On the ground, Trooper Randolph Gates rode with the advancing troops but a bout of malaria was dogging him. It was not only the enemy and the scorpions and snakes of the desert taking the lives of men, but also mosquitoes carrying the deadly disease. Randolph slumped in his saddle, shivering from the effects of the fever as they trekked ever northwards. They were advancing through low, craggy hills, and Randolph could see aircraft from Matthew’s squadron diving like angry bees into the gorge. The airmen had come across a Turkish transport column which had unwittingly made itself the perfect target for the aircraft circling above. The lead vehicles were immediately attacked with bombs and machine-gun fire; then the airmen went to work on the strung out column of troops, flying a few hundred feet over their targets, dropping bombs and strafing the desperate soldiers as they attempted to take shelter.

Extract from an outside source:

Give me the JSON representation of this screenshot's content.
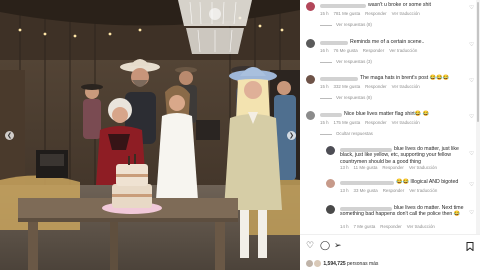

Matthew aimed the nose of his aircraft at a cluster of men he could see spilling from the back of a truck. Satisfied that he had a good sight on the soldiers, he fired the forward, fixed machine gun and saw the dust spouting up in tiny bursts as men caught in the bullets fell, riddled with high velocity .303 rounds. Horses were also hit and reared in agony before collapsing on the ground. Some of the braver troops on the ground were answering their persecutors with rifle fire, but to little effect as those aircraft with bombs remaining under their wings dropped them into the packed convoy, exploding ammunition and petrol. Behind him Matthew could hear the chatter of Sergeant Forsyth’s Lewis gun picking off targets of opportunity. The scene below was that of a slaughter but Matthew felt no emotion about the carnage he was helping to create. From his height, the men he killed hardly had features, certainly none he could discern, and were simply targets to be tallied at some later time.